AVC: What's your songwriting process like?

RF: We usually start by running some sound source through an effects chain, tweaking it until we get something we like and recording it for, like, half an hour. We then build on that until we have this massive block of sound. After that, we spend a lot of time listening back, finding melodies, and chipping away at the block to bring them out. What's really nice is that you get a consistent theme. It's more of a sculptural approach. One thing I learned from Alec is to never let myself be harnessed by restrictions. The way we work, it's like we create a sonic environment, then respond to it in what seems like the most appropriate manner. Lyrics usually come last. I could never see us sitting down with some lyrics and an acoustic guitar and going about things the good old-fashioned way. There's nothing wrong with doing that. It's just not for us.

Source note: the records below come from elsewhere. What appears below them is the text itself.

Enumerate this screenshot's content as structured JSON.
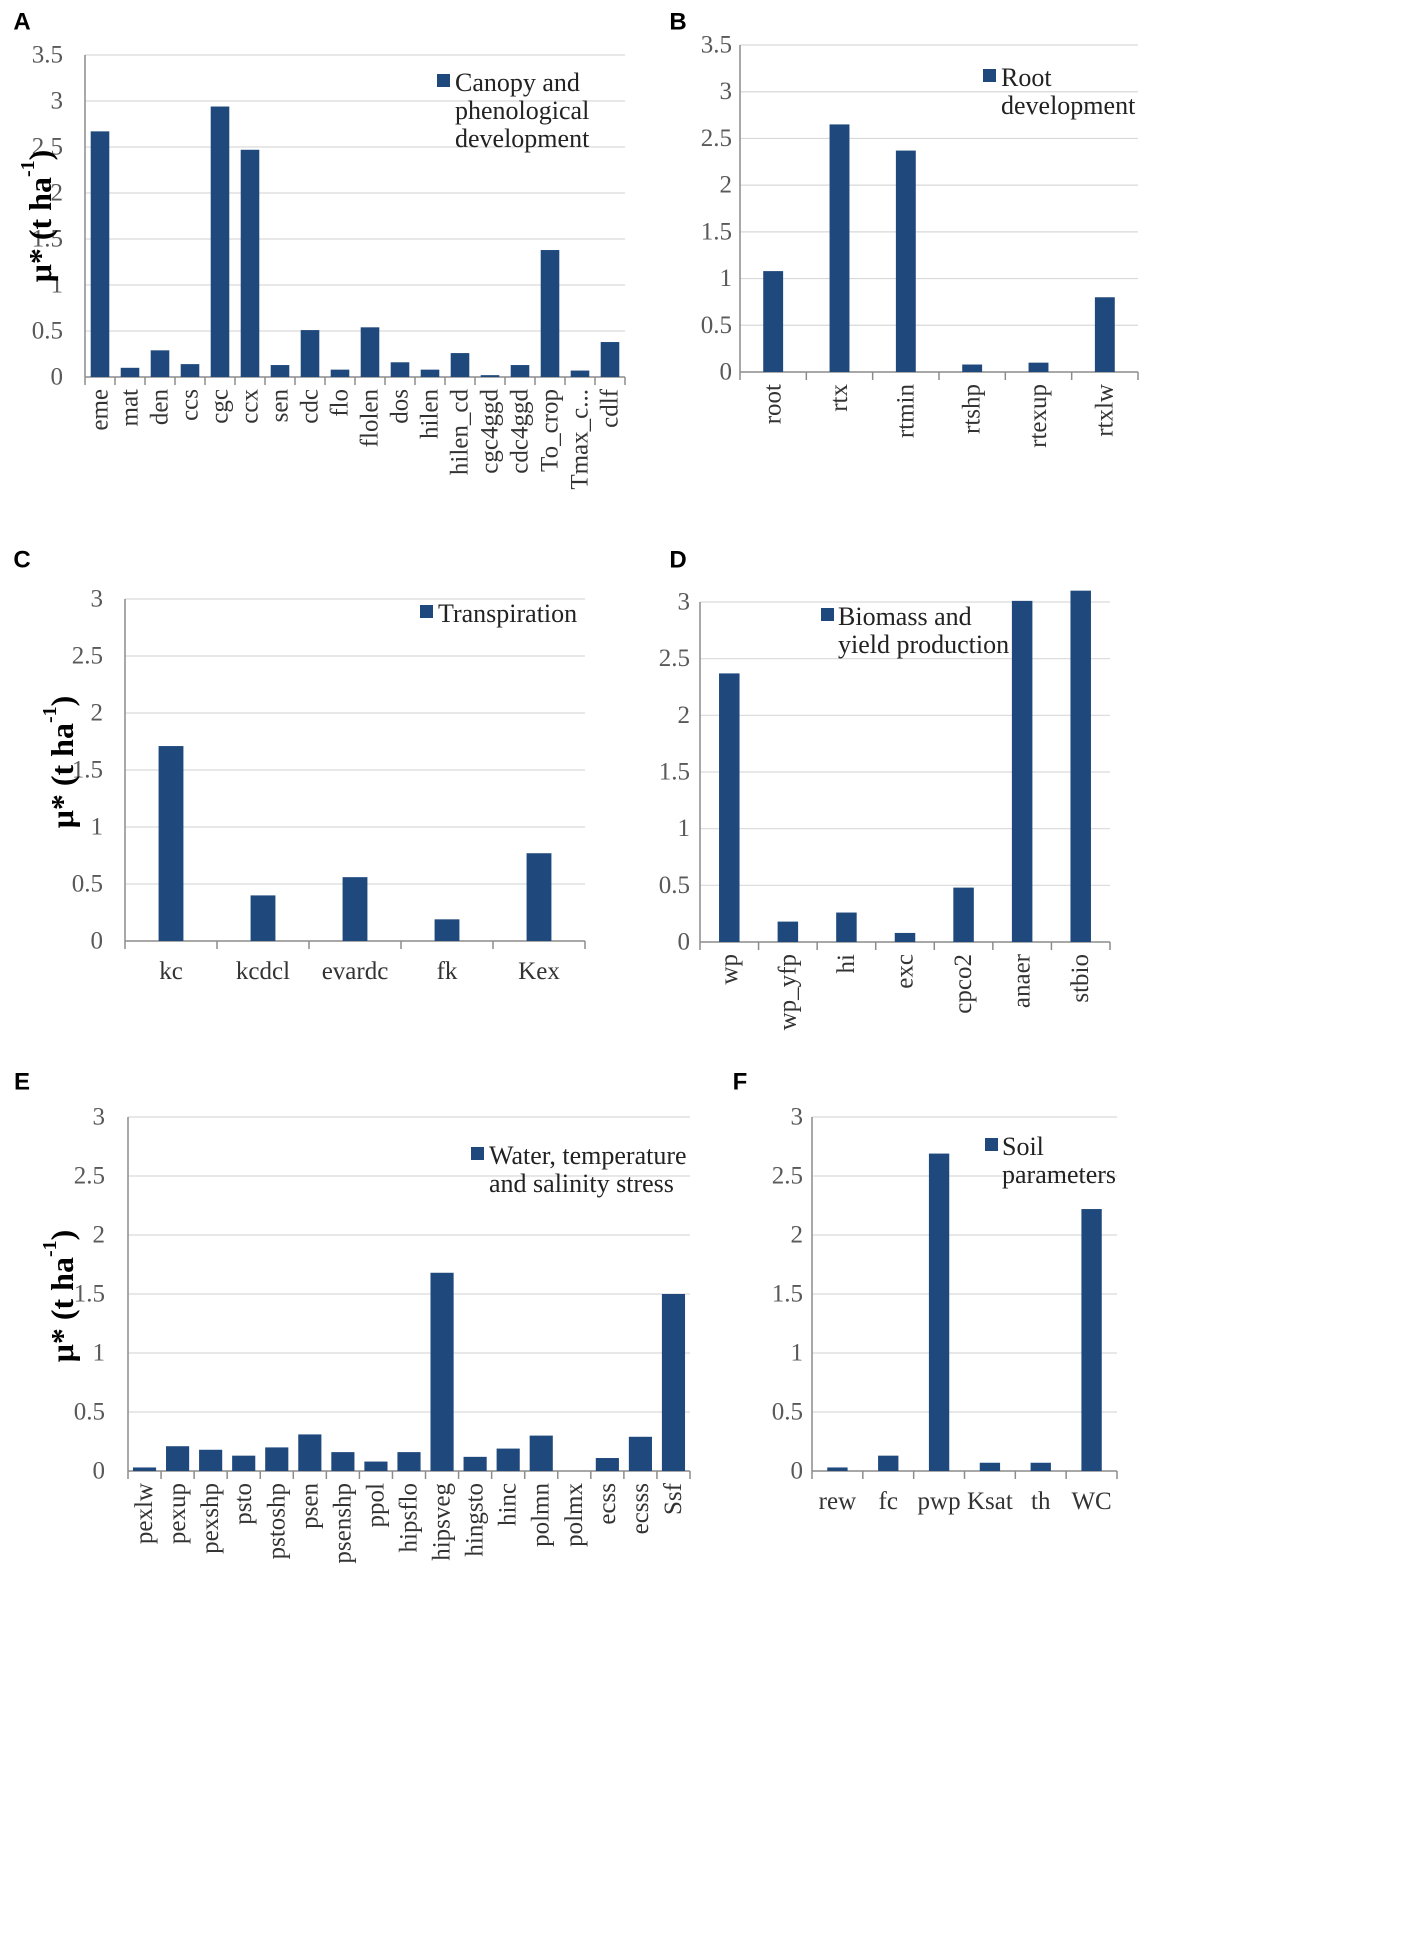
{
  "colors": {
    "bar": "#1f497d"
  },
  "chart_data": [
    {
      "id": "A",
      "panel_label": "A",
      "type": "bar",
      "ylabel": "μ* (t ha",
      "ylabel_sup": "-1",
      "ylabel_close": ")",
      "ylim": [
        0,
        3.5
      ],
      "yticks": [
        "0",
        "0.5",
        "1",
        "1.5",
        "2",
        "2.5",
        "3",
        "3.5"
      ],
      "legend": [
        "Canopy and",
        "phenological",
        "development"
      ],
      "categories": [
        "eme",
        "mat",
        "den",
        "ccs",
        "cgc",
        "ccx",
        "sen",
        "cdc",
        "flo",
        "flolen",
        "dos",
        "hilen",
        "hilen_cd",
        "cgc4ggd",
        "cdc4ggd",
        "To_crop",
        "Tmax_c...",
        "cdlf"
      ],
      "values": [
        2.67,
        0.1,
        0.29,
        0.14,
        2.94,
        2.47,
        0.13,
        0.51,
        0.08,
        0.54,
        0.16,
        0.08,
        0.26,
        0.02,
        0.13,
        1.38,
        0.07,
        0.38
      ]
    },
    {
      "id": "B",
      "panel_label": "B",
      "type": "bar",
      "ylim": [
        0,
        3.5
      ],
      "yticks": [
        "0",
        "0.5",
        "1",
        "1.5",
        "2",
        "2.5",
        "3",
        "3.5"
      ],
      "legend": [
        "Root",
        "development"
      ],
      "categories": [
        "root",
        "rtx",
        "rtmin",
        "rtshp",
        "rtexup",
        "rtxlw"
      ],
      "values": [
        1.08,
        2.65,
        2.37,
        0.08,
        0.1,
        0.8
      ]
    },
    {
      "id": "C",
      "panel_label": "C",
      "type": "bar",
      "ylabel": "μ* (t ha",
      "ylabel_sup": "-1",
      "ylabel_close": ")",
      "ylim": [
        0,
        3
      ],
      "yticks": [
        "0",
        "0.5",
        "1",
        "1.5",
        "2",
        "2.5",
        "3"
      ],
      "legend": [
        "Transpiration"
      ],
      "categories": [
        "kc",
        "kcdcl",
        "evardc",
        "fk",
        "Kex"
      ],
      "values": [
        1.71,
        0.4,
        0.56,
        0.19,
        0.77
      ]
    },
    {
      "id": "D",
      "panel_label": "D",
      "type": "bar",
      "ylim": [
        0,
        3
      ],
      "yticks": [
        "0",
        "0.5",
        "1",
        "1.5",
        "2",
        "2.5",
        "3"
      ],
      "legend": [
        "Biomass and",
        "yield production"
      ],
      "categories": [
        "wp",
        "wp_yfp",
        "hi",
        "exc",
        "cpco2",
        "anaer",
        "stbio"
      ],
      "values": [
        2.37,
        0.18,
        0.26,
        0.08,
        0.48,
        3.01,
        3.1
      ]
    },
    {
      "id": "E",
      "panel_label": "E",
      "type": "bar",
      "ylabel": "μ* (t ha",
      "ylabel_sup": "-1",
      "ylabel_close": ")",
      "ylim": [
        0,
        3
      ],
      "yticks": [
        "0",
        "0.5",
        "1",
        "1.5",
        "2",
        "2.5",
        "3"
      ],
      "legend": [
        "Water, temperature",
        "and salinity stress"
      ],
      "categories": [
        "pexlw",
        "pexup",
        "pexshp",
        "psto",
        "pstoshp",
        "psen",
        "psenshp",
        "ppol",
        "hipsflo",
        "hipsveg",
        "hingsto",
        "hinc",
        "polmn",
        "polmx",
        "ecss",
        "ecsss",
        "Ssf"
      ],
      "values": [
        0.03,
        0.21,
        0.18,
        0.13,
        0.2,
        0.31,
        0.16,
        0.08,
        0.16,
        1.68,
        0.12,
        0.19,
        0.3,
        0.0,
        0.11,
        0.29,
        1.5
      ]
    },
    {
      "id": "F",
      "panel_label": "F",
      "type": "bar",
      "ylim": [
        0,
        3
      ],
      "yticks": [
        "0",
        "0.5",
        "1",
        "1.5",
        "2",
        "2.5",
        "3"
      ],
      "legend": [
        "Soil",
        "parameters"
      ],
      "categories": [
        "rew",
        "fc",
        "pwp",
        "Ksat",
        "th",
        "WC"
      ],
      "values": [
        0.03,
        0.13,
        2.69,
        0.07,
        0.07,
        2.22
      ]
    }
  ]
}
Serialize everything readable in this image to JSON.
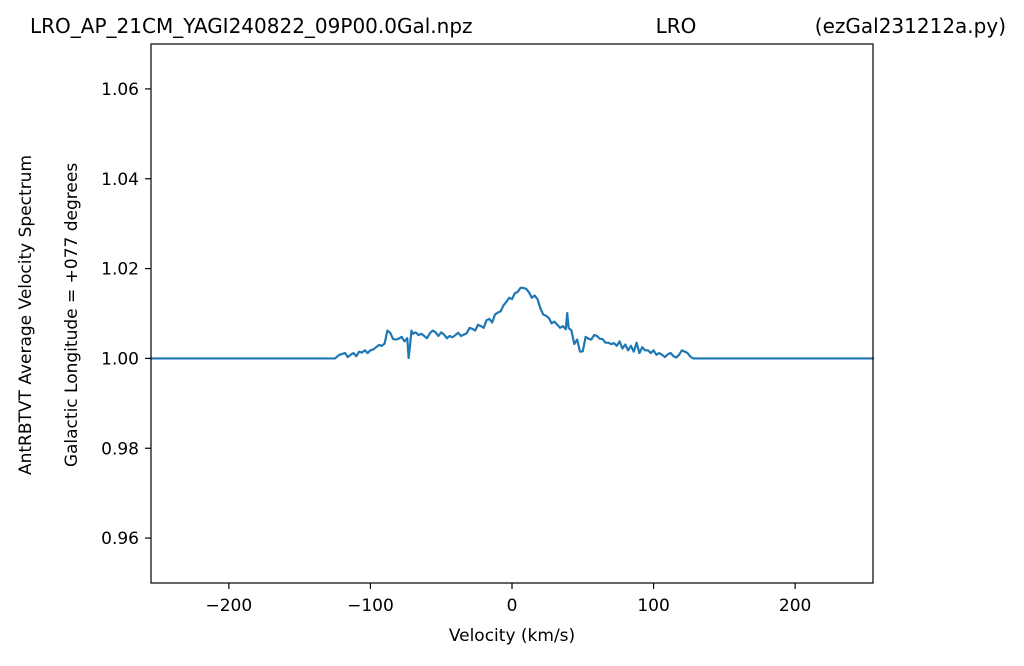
{
  "header": {
    "title_left": "LRO_AP_21CM_YAGI240822_09P00.0Gal.npz",
    "title_center": "LRO",
    "title_right": "(ezGal231212a.py)"
  },
  "chart_data": {
    "type": "line",
    "title": "LRO_AP_21CM_YAGI240822_09P00.0Gal.npz LRO (ezGal231212a.py)",
    "xlabel": "Velocity (km/s)",
    "ylabel": [
      "AntRBTVT Average Velocity Spectrum",
      "Galactic Longitude = +077 degrees"
    ],
    "xlim": [
      -255,
      255
    ],
    "ylim": [
      0.95,
      1.07
    ],
    "x_ticks": [
      -200,
      -100,
      0,
      100,
      200
    ],
    "x_tick_labels": [
      "−200",
      "−100",
      "0",
      "100",
      "200"
    ],
    "y_ticks": [
      0.96,
      0.98,
      1.0,
      1.02,
      1.04,
      1.06
    ],
    "y_tick_labels": [
      "0.96",
      "0.98",
      "1.00",
      "1.02",
      "1.04",
      "1.06"
    ],
    "grid": false,
    "series": [
      {
        "color": "#1f77b4",
        "x": [
          -255,
          -125,
          -122,
          -120,
          -118,
          -116,
          -114,
          -112,
          -110,
          -108,
          -106,
          -104,
          -102,
          -100,
          -98,
          -96,
          -94,
          -92,
          -90,
          -88,
          -86,
          -84,
          -82,
          -80,
          -78,
          -76,
          -74,
          -73,
          -72,
          -71,
          -70,
          -68,
          -66,
          -64,
          -62,
          -60,
          -58,
          -56,
          -54,
          -52,
          -50,
          -48,
          -46,
          -44,
          -42,
          -40,
          -38,
          -36,
          -34,
          -32,
          -30,
          -28,
          -26,
          -24,
          -22,
          -20,
          -18,
          -16,
          -14,
          -12,
          -10,
          -8,
          -6,
          -4,
          -2,
          0,
          2,
          4,
          6,
          8,
          10,
          12,
          14,
          16,
          18,
          20,
          22,
          24,
          26,
          28,
          30,
          32,
          34,
          36,
          38,
          39,
          40,
          42,
          44,
          46,
          48,
          50,
          52,
          54,
          56,
          58,
          60,
          62,
          64,
          66,
          68,
          70,
          72,
          74,
          76,
          78,
          80,
          82,
          84,
          86,
          88,
          90,
          92,
          94,
          96,
          98,
          100,
          102,
          104,
          106,
          108,
          110,
          112,
          114,
          116,
          118,
          120,
          122,
          124,
          126,
          128,
          130,
          255
        ],
        "y": [
          1.0,
          1.0,
          1.0008,
          1.001,
          1.0012,
          1.0003,
          1.0008,
          1.0012,
          1.0005,
          1.0015,
          1.0013,
          1.0018,
          1.0012,
          1.0018,
          1.002,
          1.0025,
          1.003,
          1.0028,
          1.0033,
          1.0062,
          1.0057,
          1.0043,
          1.0042,
          1.0044,
          1.0048,
          1.0038,
          1.0045,
          1.0001,
          1.003,
          1.0062,
          1.0055,
          1.0058,
          1.0052,
          1.0055,
          1.005,
          1.0045,
          1.0056,
          1.0062,
          1.0058,
          1.005,
          1.0058,
          1.0053,
          1.0045,
          1.005,
          1.0047,
          1.0052,
          1.0057,
          1.005,
          1.0053,
          1.0056,
          1.0068,
          1.0066,
          1.0062,
          1.0075,
          1.0072,
          1.0068,
          1.0085,
          1.0088,
          1.008,
          1.0098,
          1.0102,
          1.0105,
          1.0118,
          1.0126,
          1.0135,
          1.0132,
          1.0145,
          1.0148,
          1.0157,
          1.0157,
          1.0155,
          1.0147,
          1.0135,
          1.014,
          1.0132,
          1.0112,
          1.0098,
          1.0095,
          1.009,
          1.0078,
          1.0082,
          1.0075,
          1.0068,
          1.0072,
          1.0065,
          1.0101,
          1.0068,
          1.0062,
          1.0032,
          1.0042,
          1.0015,
          1.0016,
          1.0048,
          1.0044,
          1.0042,
          1.0052,
          1.005,
          1.0044,
          1.0043,
          1.0035,
          1.0035,
          1.0032,
          1.0034,
          1.0028,
          1.0038,
          1.0022,
          1.0031,
          1.0018,
          1.0028,
          1.0015,
          1.0035,
          1.0012,
          1.0025,
          1.0018,
          1.0018,
          1.0012,
          1.0018,
          1.0008,
          1.0012,
          1.0008,
          1.0003,
          1.0009,
          1.0012,
          1.0005,
          1.0002,
          1.0008,
          1.0018,
          1.0015,
          1.0012,
          1.0004,
          1.0,
          1.0,
          1.0
        ]
      }
    ]
  }
}
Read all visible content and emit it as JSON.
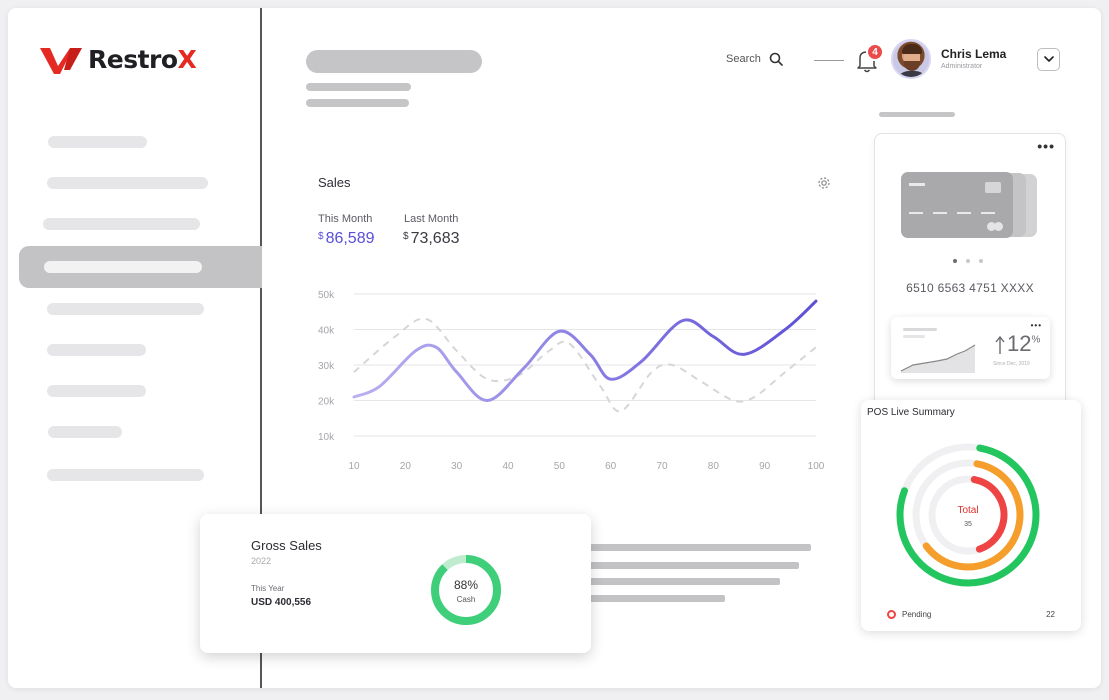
{
  "brand": {
    "name": "Restro",
    "name_accent": "X"
  },
  "header": {
    "search_label": "Search",
    "notification_count": "4",
    "user": {
      "name": "Chris Lema",
      "role": "Administrator"
    }
  },
  "sales": {
    "title": "Sales",
    "this_month_label": "This Month",
    "this_month_currency": "$",
    "this_month_value": "86,589",
    "last_month_label": "Last Month",
    "last_month_currency": "$",
    "last_month_value": "73,683"
  },
  "chart_data": {
    "type": "line",
    "x": [
      10,
      20,
      30,
      40,
      50,
      60,
      70,
      80,
      90,
      100
    ],
    "x_tick_labels": [
      "10",
      "20",
      "30",
      "40",
      "50",
      "60",
      "70",
      "80",
      "90",
      "100"
    ],
    "y_tick_labels": [
      "50k",
      "40k",
      "30k",
      "20k",
      "10k"
    ],
    "y_ticks": [
      50,
      40,
      30,
      20,
      10
    ],
    "ylim": [
      10,
      50
    ],
    "xlim": [
      10,
      100
    ],
    "grid": true,
    "series": [
      {
        "style": "solid-gradient-purple",
        "points": [
          [
            10,
            21
          ],
          [
            15,
            24
          ],
          [
            22,
            34
          ],
          [
            26,
            35
          ],
          [
            30,
            28
          ],
          [
            36,
            20
          ],
          [
            43,
            29
          ],
          [
            50,
            39.5
          ],
          [
            56,
            33
          ],
          [
            60,
            26
          ],
          [
            66,
            31
          ],
          [
            74,
            42.5
          ],
          [
            80,
            38
          ],
          [
            86,
            33
          ],
          [
            94,
            40
          ],
          [
            100,
            48
          ]
        ]
      },
      {
        "style": "dashed-gray",
        "points": [
          [
            10,
            28
          ],
          [
            18,
            38
          ],
          [
            24,
            43
          ],
          [
            30,
            34
          ],
          [
            36,
            26
          ],
          [
            42,
            27
          ],
          [
            48,
            34
          ],
          [
            52,
            36
          ],
          [
            58,
            24
          ],
          [
            62,
            17
          ],
          [
            68,
            28
          ],
          [
            72,
            30
          ],
          [
            78,
            25
          ],
          [
            84,
            20
          ],
          [
            88,
            21
          ],
          [
            94,
            28
          ],
          [
            100,
            35
          ]
        ]
      }
    ],
    "colors": {
      "primary_start": "#b8b0f0",
      "primary_end": "#5d4fd6",
      "secondary": "#d6d6da"
    }
  },
  "gross_sales": {
    "title": "Gross Sales",
    "year": "2022",
    "period_label": "This Year",
    "amount": "USD 400,556",
    "donut_percent_label": "88%",
    "donut_percent": 88,
    "donut_caption": "Cash",
    "donut_color": "#3fcf7a"
  },
  "card_panel": {
    "card_number": "6510 6563 4751 XXXX",
    "growth_value": "12",
    "growth_unit": "%",
    "growth_note": "Since Dec, 2019"
  },
  "pos_summary": {
    "title": "POS Live Summary",
    "center_label": "Total",
    "center_value": "35",
    "rings": [
      {
        "color": "#22c55e",
        "fraction": 0.78
      },
      {
        "color": "#f59e2b",
        "fraction": 0.62
      },
      {
        "color": "#ef4444",
        "fraction": 0.42
      }
    ],
    "legend": [
      {
        "label": "Pending",
        "value": "22",
        "color": "#ef4444"
      }
    ]
  }
}
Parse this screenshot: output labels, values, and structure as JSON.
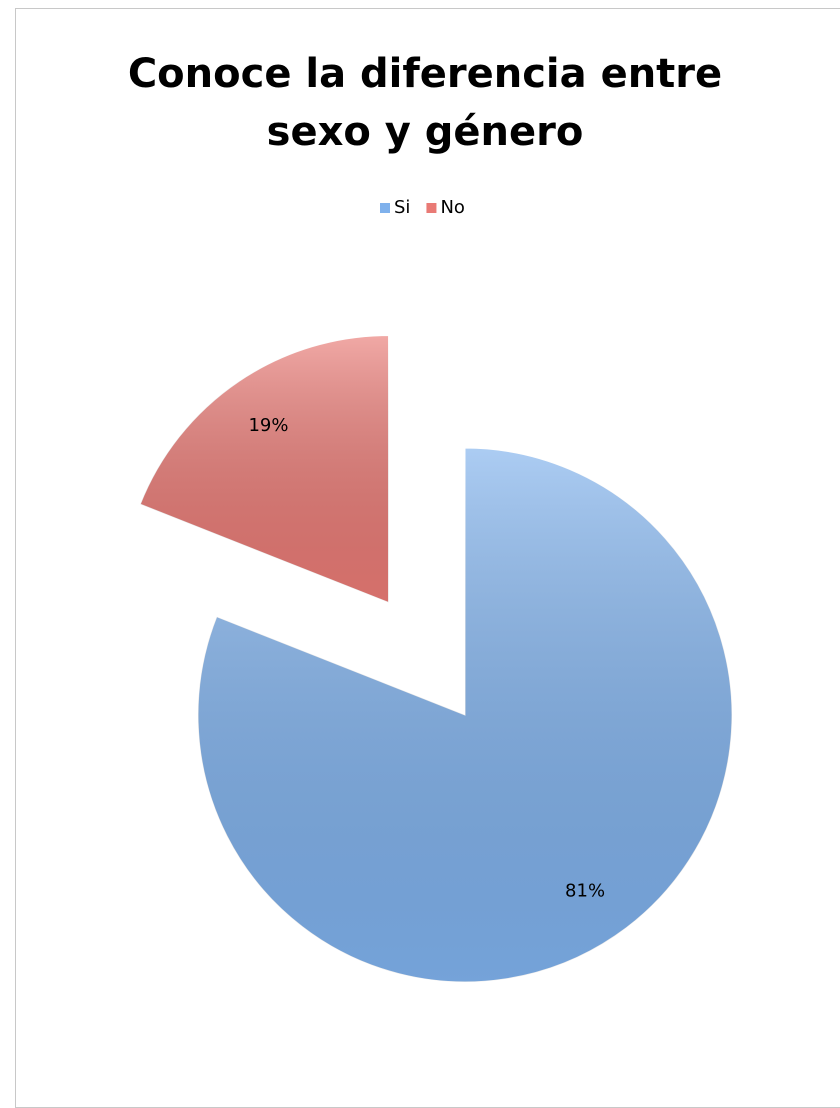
{
  "chart_data": {
    "type": "pie",
    "title": "Conoce la diferencia entre sexo y género",
    "categories": [
      "Si",
      "No"
    ],
    "values": [
      81,
      19
    ],
    "value_labels": [
      "81%",
      "19%"
    ],
    "colors": [
      "#7fb1ec",
      "#e97a75"
    ],
    "exploded": [
      false,
      true
    ],
    "legend": "top"
  }
}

AVC: "Crystal Visions" really stands out on the album, both sonically and lyrically. How did it come about?

RF: It's the first song we ever wrote and recorded together. We ran a guitar part through two huge Marshall stacks and got so excited by the results that we just went wild, creating this enormous psychedelic thing that was really lush and phantasmagorical, yet also really aggressive. We felt that we had to give it the most surreal, hedonistic lyrics we could come up with. I love playing that song live; it's probably my favorite. Every time, it makes me feel as if I'm in one of the great psychedelic bands of yore. It transports me to a different dimension.

AVC: Why do you think the press dwells on your alcohol and drug consumption?

RF: I've often wondered the very same thing. People need a story, I suppose, and gossip is such a big thing. But from what I can tell, we don't party any harder than anybody else. I can't help but attribute it to lazy journalism. It's the same with so many writers pegging us as a shoegaze band. Sure, we've listened to My Bloody Valentine. But when I think of shoegaze as a movement, I think of watery vocals, drums buried way back in the mix. It's pretty much antithetical to what we do.


AVC: Although A Brief History Of Love couldn't be less political, you have a history of playing in highly political bands. What's your agenda?

RF: I do whatever I want, whenever I fucking want, and I wish everyone could live by that.